Les jardins classiques, un art du monde en miniature
Les jardins de lettrés, inscrits au patrimoine mondial de l'UNESCO, constituent la grande affaire de l'escale. Le jardin de l'Humble Administrateur, le plus vaste, déploie étangs, pavillons et galeries couvertes dans une composition d'une précision d'horloger. Le jardin du Maître des Filets, minuscule en comparaison, prouve qu'un chef-d'œuvre tient parfois dans une cour. Chaque fenêtre découpe un paysage voulu, chaque rocher évoque une montagne. Ces lieux enseignaient l'harmonie aux lettrés; ils l'enseignent encore aux voyageurs pressés.
Pingjiang, la rue qui longe les siècles
La rue Pingjiang suit son canal bordé de maisons blanches aux toits de tuiles grises, dans le quartier ancien le mieux préservé de la cité. On y marche entre échoppes de thé, ateliers de calligraphie et ponts de pierre arrondis, pendant que les barques glissent au fil de l'eau verte. Le quartier se savoure tôt le matin, quand les habitants font leurs courses et que les livraisons du jour passent de main en main. Les ruelles adjacentes cachent des maisons de thé où l'on écoute parfois le pingtan, chant conté local accompagné du luth, art délicat né précisément dans ces quartiers.

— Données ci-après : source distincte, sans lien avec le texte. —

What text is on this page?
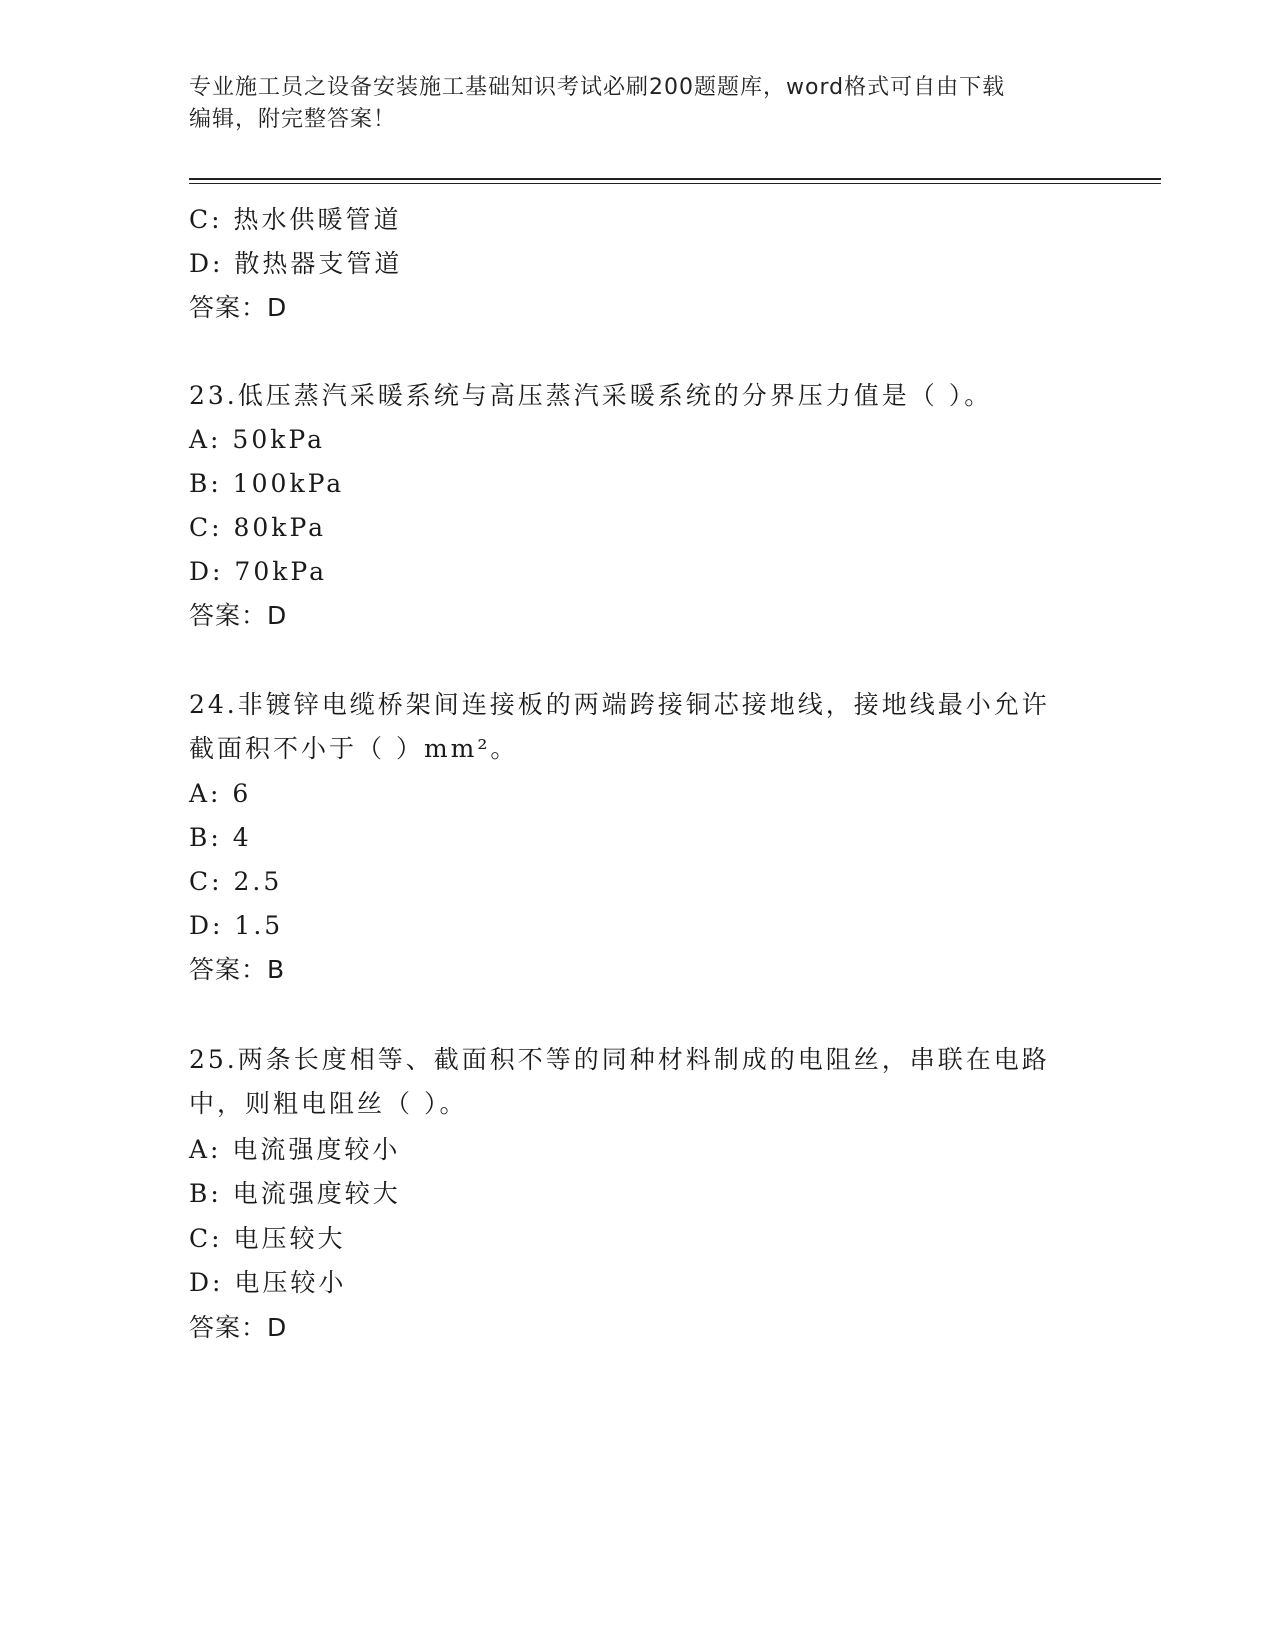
专业施工员之设备安装施工基础知识考试必刷200题题库，word格式可自由下载
编辑，附完整答案！
C: 热水供暖管道
D: 散热器支管道
答案：D
23.低压蒸汽采暖系统与高压蒸汽采暖系统的分界压力值是（ ）。
A: 50kPa
B: 100kPa
C: 80kPa
D: 70kPa
答案：D
24.非镀锌电缆桥架间连接板的两端跨接铜芯接地线，接地线最小允许
截面积不小于（ ）mm²。
A: 6
B: 4
C: 2.5
D: 1.5
答案：B
25.两条长度相等、截面积不等的同种材料制成的电阻丝，串联在电路
中，则粗电阻丝（ ）。
A: 电流强度较小
B: 电流强度较大
C: 电压较大
D: 电压较小
答案：D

La colline du Tigre et la soie
Au nord-ouest du centre, la colline du Tigre porte une pagode millénaire dont l'inclinaison marquée lui vaut le surnom de tour penchée de la Chine. Le site, planté de bambous et de vieux arbres, ménage des points de vue apaisants sur les toits de la ville. La cité reste aussi la capitale historique de la soie : ses ateliers montrent le dévidage des cocons et le tissage, avant de vous tenter avec foulards et brocarts; les prix se discutent, gentiment. Difficile de repartir les mains vides d'une ville qui habillait les empereurs.
Repères pour l'escale
| Repère | Ce qu'il faut savoir |
| Accès | Le plus souvent en excursion depuis Shanghai ou les itinéraires du delta du Yangtsé |
| À voir | Sites classés UNESCO, rue Pingjiang, colline du Tigre, ateliers de soie |
| Sur l'eau | Balades en barque sur les canaux et le Grand Canal |
| À prévoir | Chaussures confortables; les sites se parcourent à pied |
Le Grand Canal, artère impériale
Le Grand Canal a fait la fortune locale : cette voie d'eau creusée sous les dynasties pour relier le sud rizicole à la Chine du Nord demeure la plus longue jamais construite par l'homme. Des balades en bateau parcourent ses berges anciennes et le réseau qui irrigue la vieille ville. Vu de l'eau, Suzhou révèle son visage le plus fidèle : linge aux fenêtres, escaliers de pierre descendant vers les barques, vieilles dames triant les légumes au bord du courant. La Chine des manuels scolaires prend soudain chair.
L'élégance en héritage
En fin de journée, quand les groupes se dispersent et que les lanternes s'allument le long des canaux, Suzhou retrouve la mesure qui a fait sa réputation. Les jardins ferment leurs portes rondes, les barques rentrent, le thé refroidit dans les tasses. On repart avec le sentiment d'avoir feuilleté un album de peinture chinoise, et avec une certitude : les lettrés qui choisirent ces lieux pour y prendre leur retraite savaient exactement ce qu'ils faisaient. Le lendemain, Shanghai paraîtra soudain bien pressée.